I guess they figured that if I'm using their lord's name in vein over something as trivial and inconsequential in life as a dead battery on a trimmer (which was immediately remedied by me going inside and grabbing the now fully charged spare from the charger), then I was too far gone to be saved.

Too bad they didn't come 45 minutes earlier, I probably could've gotten them to mow my lawn for me. I'd listen to their nonsense to sit in my air conditioned house while my lawn got mowed ;)
 

dec.

Suspended
Apr 15, 2012
1,322
747
Toronto
Had some JW's (I think) at the door the other day - "we'd like to talk to you about god" -"no, you wouldn't, now go away". (I'm still saving the "wait a sec, my husband would like to hear the too")
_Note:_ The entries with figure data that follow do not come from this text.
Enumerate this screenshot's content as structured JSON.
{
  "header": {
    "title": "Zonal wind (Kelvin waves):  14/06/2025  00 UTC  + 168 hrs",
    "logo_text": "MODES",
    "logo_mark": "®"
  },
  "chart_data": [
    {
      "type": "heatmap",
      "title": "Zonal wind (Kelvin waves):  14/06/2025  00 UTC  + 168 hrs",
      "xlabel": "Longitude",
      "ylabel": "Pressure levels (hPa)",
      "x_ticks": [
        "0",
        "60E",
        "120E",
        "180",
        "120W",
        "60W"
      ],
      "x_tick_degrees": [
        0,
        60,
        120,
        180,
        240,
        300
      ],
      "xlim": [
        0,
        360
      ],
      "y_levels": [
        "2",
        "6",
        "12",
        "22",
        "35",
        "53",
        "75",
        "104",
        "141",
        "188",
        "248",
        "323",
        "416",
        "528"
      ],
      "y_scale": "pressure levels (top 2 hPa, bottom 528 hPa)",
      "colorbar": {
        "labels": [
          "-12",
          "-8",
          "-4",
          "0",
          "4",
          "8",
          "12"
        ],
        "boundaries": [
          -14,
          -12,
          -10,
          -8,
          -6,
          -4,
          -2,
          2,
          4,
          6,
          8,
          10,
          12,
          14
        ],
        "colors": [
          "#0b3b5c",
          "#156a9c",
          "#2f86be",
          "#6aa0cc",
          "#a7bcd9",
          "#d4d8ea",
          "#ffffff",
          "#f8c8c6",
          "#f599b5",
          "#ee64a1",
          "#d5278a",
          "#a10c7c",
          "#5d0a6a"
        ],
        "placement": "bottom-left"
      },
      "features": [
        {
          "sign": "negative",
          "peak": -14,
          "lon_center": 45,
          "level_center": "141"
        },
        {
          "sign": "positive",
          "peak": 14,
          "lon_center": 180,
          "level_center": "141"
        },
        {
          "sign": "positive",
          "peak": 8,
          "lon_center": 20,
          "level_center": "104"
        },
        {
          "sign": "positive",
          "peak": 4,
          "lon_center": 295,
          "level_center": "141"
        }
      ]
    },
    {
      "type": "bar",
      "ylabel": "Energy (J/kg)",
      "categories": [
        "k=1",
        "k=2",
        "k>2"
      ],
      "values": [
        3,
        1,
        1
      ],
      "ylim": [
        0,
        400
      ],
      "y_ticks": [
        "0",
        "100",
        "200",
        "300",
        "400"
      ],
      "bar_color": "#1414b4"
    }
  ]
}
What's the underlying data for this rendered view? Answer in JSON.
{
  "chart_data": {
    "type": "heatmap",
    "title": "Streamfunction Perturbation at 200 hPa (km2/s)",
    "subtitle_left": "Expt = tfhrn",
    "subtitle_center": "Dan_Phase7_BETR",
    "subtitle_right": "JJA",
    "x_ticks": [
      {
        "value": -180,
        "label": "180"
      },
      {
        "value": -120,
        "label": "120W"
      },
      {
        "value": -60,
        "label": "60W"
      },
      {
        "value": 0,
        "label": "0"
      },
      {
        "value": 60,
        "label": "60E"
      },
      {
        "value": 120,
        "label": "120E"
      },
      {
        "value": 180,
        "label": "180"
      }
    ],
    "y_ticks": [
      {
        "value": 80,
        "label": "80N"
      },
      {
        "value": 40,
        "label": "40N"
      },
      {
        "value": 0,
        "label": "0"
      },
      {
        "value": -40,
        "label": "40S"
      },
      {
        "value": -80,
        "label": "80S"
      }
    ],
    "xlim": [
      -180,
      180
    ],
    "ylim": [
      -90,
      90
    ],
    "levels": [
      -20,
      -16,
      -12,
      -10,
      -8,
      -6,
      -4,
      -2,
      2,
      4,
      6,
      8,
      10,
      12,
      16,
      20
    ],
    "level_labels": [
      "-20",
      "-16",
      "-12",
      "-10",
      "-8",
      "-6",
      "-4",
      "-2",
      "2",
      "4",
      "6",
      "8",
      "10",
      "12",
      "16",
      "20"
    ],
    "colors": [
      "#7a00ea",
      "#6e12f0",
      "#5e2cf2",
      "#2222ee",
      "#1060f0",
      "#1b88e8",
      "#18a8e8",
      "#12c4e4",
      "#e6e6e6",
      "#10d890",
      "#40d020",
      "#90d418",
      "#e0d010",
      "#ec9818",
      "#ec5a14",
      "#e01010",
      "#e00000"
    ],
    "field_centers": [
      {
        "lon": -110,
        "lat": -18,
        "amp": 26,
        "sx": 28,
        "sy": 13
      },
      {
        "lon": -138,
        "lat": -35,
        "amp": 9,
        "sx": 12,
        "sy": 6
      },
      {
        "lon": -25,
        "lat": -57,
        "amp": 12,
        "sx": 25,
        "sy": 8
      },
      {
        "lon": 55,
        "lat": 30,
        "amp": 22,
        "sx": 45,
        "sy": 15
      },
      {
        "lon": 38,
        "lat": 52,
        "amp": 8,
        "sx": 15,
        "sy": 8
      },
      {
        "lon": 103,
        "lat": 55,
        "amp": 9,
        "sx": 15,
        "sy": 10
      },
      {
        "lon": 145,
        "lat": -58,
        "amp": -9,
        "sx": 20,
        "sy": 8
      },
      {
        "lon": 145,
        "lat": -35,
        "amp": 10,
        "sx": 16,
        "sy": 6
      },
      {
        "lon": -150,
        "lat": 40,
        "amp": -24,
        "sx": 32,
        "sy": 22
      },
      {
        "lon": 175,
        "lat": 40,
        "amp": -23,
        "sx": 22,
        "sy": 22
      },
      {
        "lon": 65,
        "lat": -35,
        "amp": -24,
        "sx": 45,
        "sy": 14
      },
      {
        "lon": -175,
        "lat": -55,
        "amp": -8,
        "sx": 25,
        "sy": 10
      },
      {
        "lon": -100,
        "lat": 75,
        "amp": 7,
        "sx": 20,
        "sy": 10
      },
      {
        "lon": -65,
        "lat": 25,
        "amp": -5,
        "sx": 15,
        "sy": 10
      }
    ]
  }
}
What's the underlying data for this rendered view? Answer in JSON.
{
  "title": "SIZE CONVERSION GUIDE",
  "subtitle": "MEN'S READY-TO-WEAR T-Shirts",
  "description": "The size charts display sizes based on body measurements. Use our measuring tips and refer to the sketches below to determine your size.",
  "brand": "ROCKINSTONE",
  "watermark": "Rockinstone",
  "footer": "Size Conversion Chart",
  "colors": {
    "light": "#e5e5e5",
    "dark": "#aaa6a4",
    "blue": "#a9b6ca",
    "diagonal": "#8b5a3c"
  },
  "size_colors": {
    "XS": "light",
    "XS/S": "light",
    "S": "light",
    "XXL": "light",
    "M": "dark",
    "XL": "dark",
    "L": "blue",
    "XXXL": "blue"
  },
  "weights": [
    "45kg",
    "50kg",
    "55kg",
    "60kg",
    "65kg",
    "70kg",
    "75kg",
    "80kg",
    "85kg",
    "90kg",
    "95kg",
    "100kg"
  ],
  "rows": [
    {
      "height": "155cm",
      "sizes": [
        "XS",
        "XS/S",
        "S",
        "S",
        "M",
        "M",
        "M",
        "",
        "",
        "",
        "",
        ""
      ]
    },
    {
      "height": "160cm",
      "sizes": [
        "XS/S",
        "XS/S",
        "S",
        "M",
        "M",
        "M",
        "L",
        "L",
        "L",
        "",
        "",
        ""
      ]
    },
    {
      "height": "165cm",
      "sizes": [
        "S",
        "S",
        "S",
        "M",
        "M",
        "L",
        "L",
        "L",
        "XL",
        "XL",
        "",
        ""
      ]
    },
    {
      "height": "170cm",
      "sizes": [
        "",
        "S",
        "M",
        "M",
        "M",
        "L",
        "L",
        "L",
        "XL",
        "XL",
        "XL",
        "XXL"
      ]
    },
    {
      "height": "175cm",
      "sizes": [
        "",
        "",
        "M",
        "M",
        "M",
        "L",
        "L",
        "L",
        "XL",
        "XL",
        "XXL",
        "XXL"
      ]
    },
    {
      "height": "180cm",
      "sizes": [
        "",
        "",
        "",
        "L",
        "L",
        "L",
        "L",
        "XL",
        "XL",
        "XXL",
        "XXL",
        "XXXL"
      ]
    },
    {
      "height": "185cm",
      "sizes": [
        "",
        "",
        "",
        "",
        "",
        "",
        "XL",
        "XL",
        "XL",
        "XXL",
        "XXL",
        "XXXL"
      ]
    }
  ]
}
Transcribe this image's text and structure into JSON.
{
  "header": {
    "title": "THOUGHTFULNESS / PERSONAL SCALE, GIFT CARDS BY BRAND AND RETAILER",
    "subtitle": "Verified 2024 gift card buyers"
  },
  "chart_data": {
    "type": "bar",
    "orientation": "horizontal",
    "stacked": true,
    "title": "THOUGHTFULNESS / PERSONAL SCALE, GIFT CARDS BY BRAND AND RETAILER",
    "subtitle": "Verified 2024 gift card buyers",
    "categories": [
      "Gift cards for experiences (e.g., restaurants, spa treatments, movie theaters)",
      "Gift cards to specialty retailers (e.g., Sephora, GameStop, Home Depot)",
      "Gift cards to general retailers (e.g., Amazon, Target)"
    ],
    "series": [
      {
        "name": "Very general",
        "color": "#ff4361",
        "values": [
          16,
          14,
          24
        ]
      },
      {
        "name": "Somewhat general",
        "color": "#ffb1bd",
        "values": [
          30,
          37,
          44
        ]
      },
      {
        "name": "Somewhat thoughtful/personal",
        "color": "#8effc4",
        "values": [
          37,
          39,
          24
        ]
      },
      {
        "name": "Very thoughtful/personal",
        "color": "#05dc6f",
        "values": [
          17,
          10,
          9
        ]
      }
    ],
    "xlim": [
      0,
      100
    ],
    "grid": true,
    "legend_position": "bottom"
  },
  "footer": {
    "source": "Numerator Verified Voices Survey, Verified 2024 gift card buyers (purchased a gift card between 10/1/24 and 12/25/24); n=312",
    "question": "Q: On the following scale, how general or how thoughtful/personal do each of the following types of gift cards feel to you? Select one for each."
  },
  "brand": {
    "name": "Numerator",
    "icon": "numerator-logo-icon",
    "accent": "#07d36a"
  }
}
It's such a strange state of mind to go wandering around advertising your favourite mythological creature to complete strangers...?!
 

rdowns

macrumors Penryn
Jul 11, 2003
27,345
12,408
I had 2 show up at my new condo when the front gate wasn't working. Answered door in my robe and let it slip open. They left pretty quickly.
 

VulchR

macrumors 68020
Jun 8, 2009
2,329
10,254
Scotland
When evangelists knock on my door, I just tell them I worship trees and thank them for their time and consideration.